Moderate to high levels of regular physical activity are associated with lower lung function decline among smokers and help to moderate their risk of developing chronic obstructive pulmonary disease (COPD), according to a large retrospective cohort study.
The research appears in the first issue for March 2007 of the American Journal of Respiratory and Critical Care Medicine, published by the American Thoracic Society.
(A cohort study is one in which a group of subjects are followed over time and compared with another group who are not affected by the condition being studied. Cohort studies are generally preferred to case control studies, since they involve far fewer statistical problems and generally produce more reliable answers.)
Judith Garcia-Aymerich, M.D., Ph.D., of the Center for Research in Environmental Epidemiology at the Institut Municipal d'Investigacio Medica in Barcelona, and four associates assessed the physical activity, smoking history and lung function of 6,790 persons over 11 years. The investigators excluded individuals with COPD at the study's start.

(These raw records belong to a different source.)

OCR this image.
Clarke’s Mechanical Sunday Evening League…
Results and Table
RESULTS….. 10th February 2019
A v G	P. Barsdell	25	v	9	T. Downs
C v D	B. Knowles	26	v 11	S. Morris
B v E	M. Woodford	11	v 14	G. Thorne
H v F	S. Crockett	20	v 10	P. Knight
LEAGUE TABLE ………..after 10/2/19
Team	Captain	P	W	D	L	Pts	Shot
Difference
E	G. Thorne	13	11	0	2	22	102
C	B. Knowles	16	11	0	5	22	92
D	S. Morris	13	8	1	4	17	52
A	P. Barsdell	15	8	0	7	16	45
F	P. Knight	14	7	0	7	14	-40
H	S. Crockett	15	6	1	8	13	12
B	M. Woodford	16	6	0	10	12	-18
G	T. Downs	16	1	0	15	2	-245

"Prior to our study, the extent to which regular physical activity could reduce the risk of developing COPD was not known, but both epidemiologic and experimental studies indirectly supported this hypothesis," said Dr. Garcia-Aymerich.
COPD is the fourth-leading cause of death in the United States, killing 122,283 Americans in 2003. It results from chronic bronchitis and emphysema, two lung diseases which frequently co-exist and cause obstruction to airflow that interferes with normal breathing. Smoking is the primary cause of COPD.
Over the course of the 11-year study, 928 patients developed COPD. According to the authors, the reduction in COPD among smokers due to moderate to high levels of physical activity was 21 percent of potential new cases.
The investigators attribute this decline in new cases to regular exercise, which suppresses the production of inflammatory markers in the lungs caused by smoking, and reduces the pathogenesis of COPD.
Until now, smokers' only options for slowing lung function decline included stopping smoking and reducing occupational exposure to smoke. Therefore, Dr. Garcia-Aymerich and colleagues believe that their findings could offer smokers an important alternative.
"The interaction between physical activity and smoking should be taken into account when projecting the future burden of this respiratory disease," said Dr. Garcia-Aymerich.